Realta Fusion draws $36 million in fresh funding on its bottled reactor

Some fusion companies may play a rough situation, but Realta Fusion reverses the trend with a new fundraising round.

“At the end of the Series A investment period, we’ve already said, ‘Hey, we have a design. We’re ready to go build anvils,” Realta’s co-founder and CEO Kieran Furlong told TechCrunch.

Furlong said the company hopes to make enough progress this year and the next to invest in investor in Series B, which will be used to build anvil prototypes.

Realta has raised $36 million under future Ventures leadership, including Avila VC, Gsbackers, Khosla Ventures, Mayfield, Siteground, Titletowntech and Wisconsin Alumni Research Foundation.

The startup previously raised $9 million in seed rounds, led by Khosla Ventures. Last summer, it flipped the switch over a pair of magnets and set a record for the magnetic field that limits the plasma in two weeks.

Fusion has long been proposed as a clean energy source, but so far, only one experiment has been able to reach a major milestone called Scientific leakeven, which describes how much energy fusion reaction is expected to be released. The results are still far below what scientists expect from commercial converged power plants.

Still, many scientists and engineers are optimistic that commercial convergence power plants will be feasible sometime in the next decade. Realta is one of them.

The startup hopes to be able to build power plants cheaply to provide electricity at $100 per megawatt-hour, with the hope of reducing it to $40 per megawatt-hour when refining its technology. Lazard said the most efficient gas power plants today are around $45 to $105 for construction and operation.

Real estate operators set out from the University of Wisconsin three years ago. Since then, a team of 18 people has now been developing a reactor concept with university scientists that has been debated for decades.

The concept is called a magnetic mirror, confining plasma to a symmetrical bottle shape. The powerful magnets on both ends knead high-energy particles called plasma, pushing them toward the center. As the magnetic field is towards the center, the magnetic field expands, and the weaker magnet helps to form a plasma cylinder in the middle. To expand the reactor output, the company can add more middle sections, which should be cheaper to manufacture because of the smaller magnet function.

If the magnet works as expected, the plasma will reach high temperatures long enough that the particles will begin to fuse, thereby releasing a lot of energy in the process.

Realta is one of the few convergence startups that have emerged in Wisconsin in recent years. As energy demand for data centers grows in the region, including Microsoft facilities near Foxconn’s infamous projects, Badger State Politicans has begun deliberating legislation to lure the nuclear industry, including convergence and fission.

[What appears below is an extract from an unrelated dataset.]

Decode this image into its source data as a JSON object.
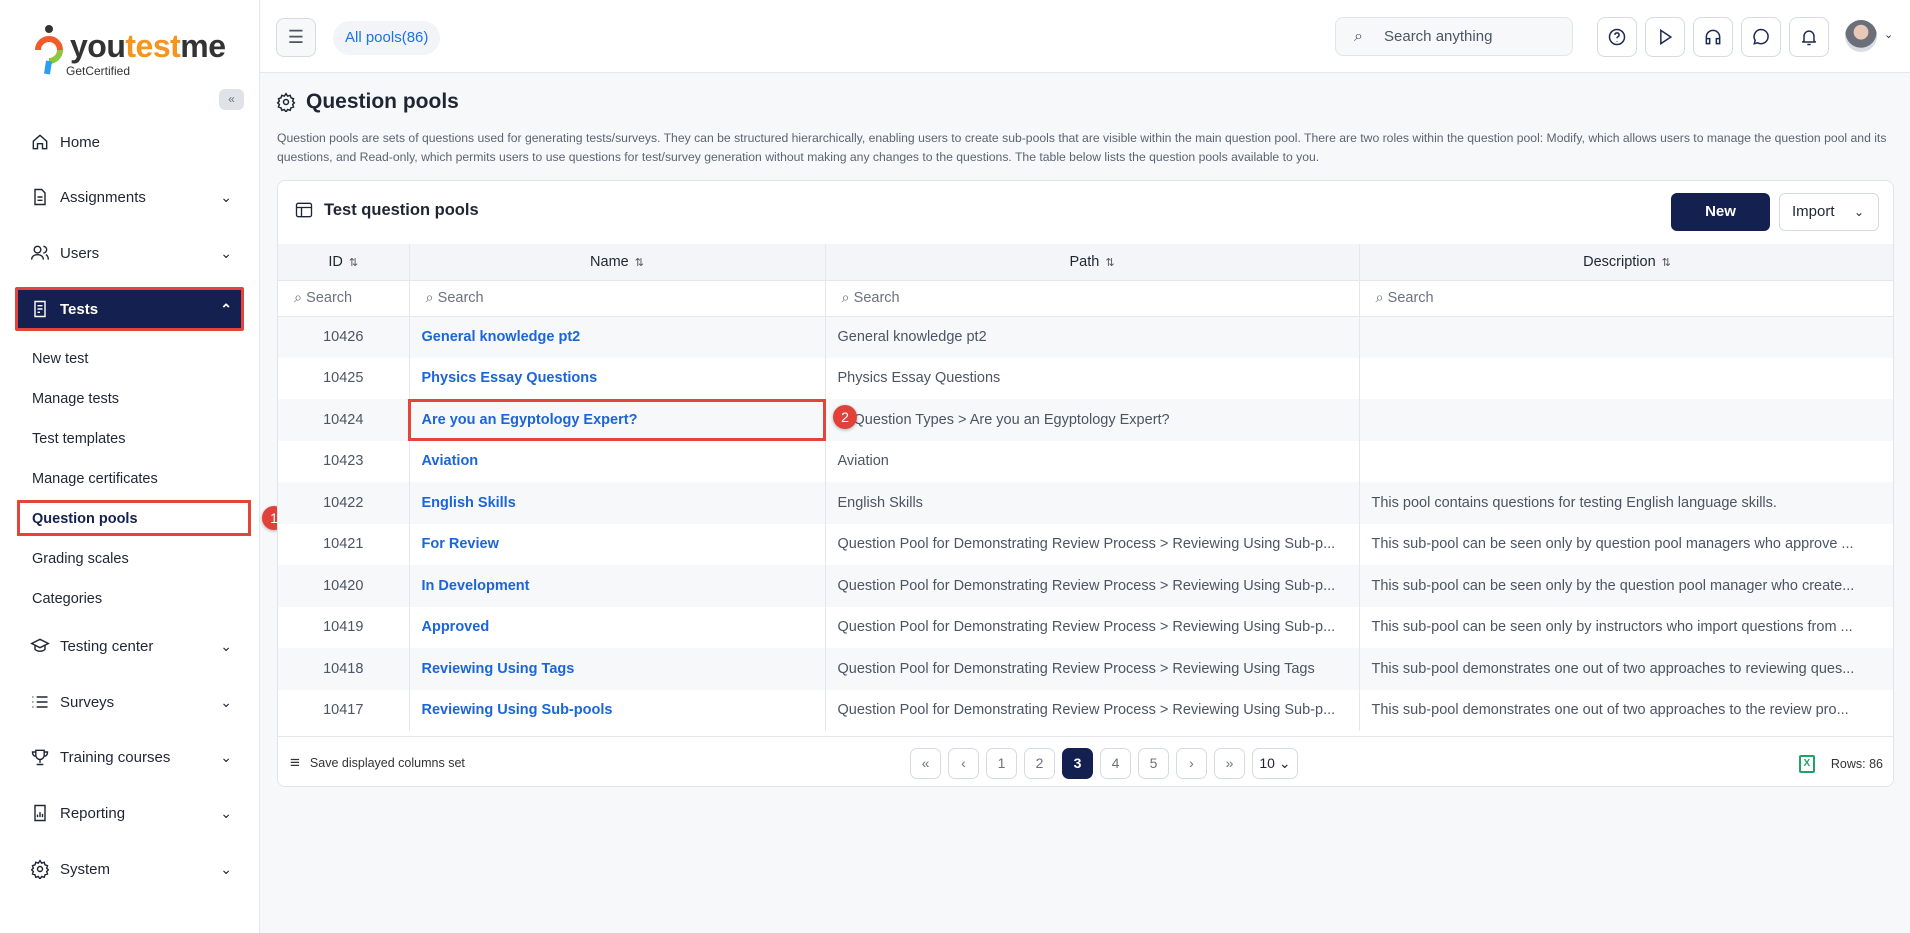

"The state legislature is definitely paying attention," Furlong said. "We've talked to both sides and we think it's an opportunity to do bipartisan work here."

Ultimately, Realta and the rest of the convergence industry need to be trained in the next few years to achieve their plans and prove that convergence is feasible if everything goes well.

"We already have the Gartner hype cycle. We're a little off the other end right now," Furlong said.

"What we want to avoid is seeing some companies blow up and destroy the rest of the industry in shock," he said. "We want everyone to succeed. We all want the convergence to succeed. I think we all know we have 40 or 50 companies working on it now. Obviously, not everyone can survive."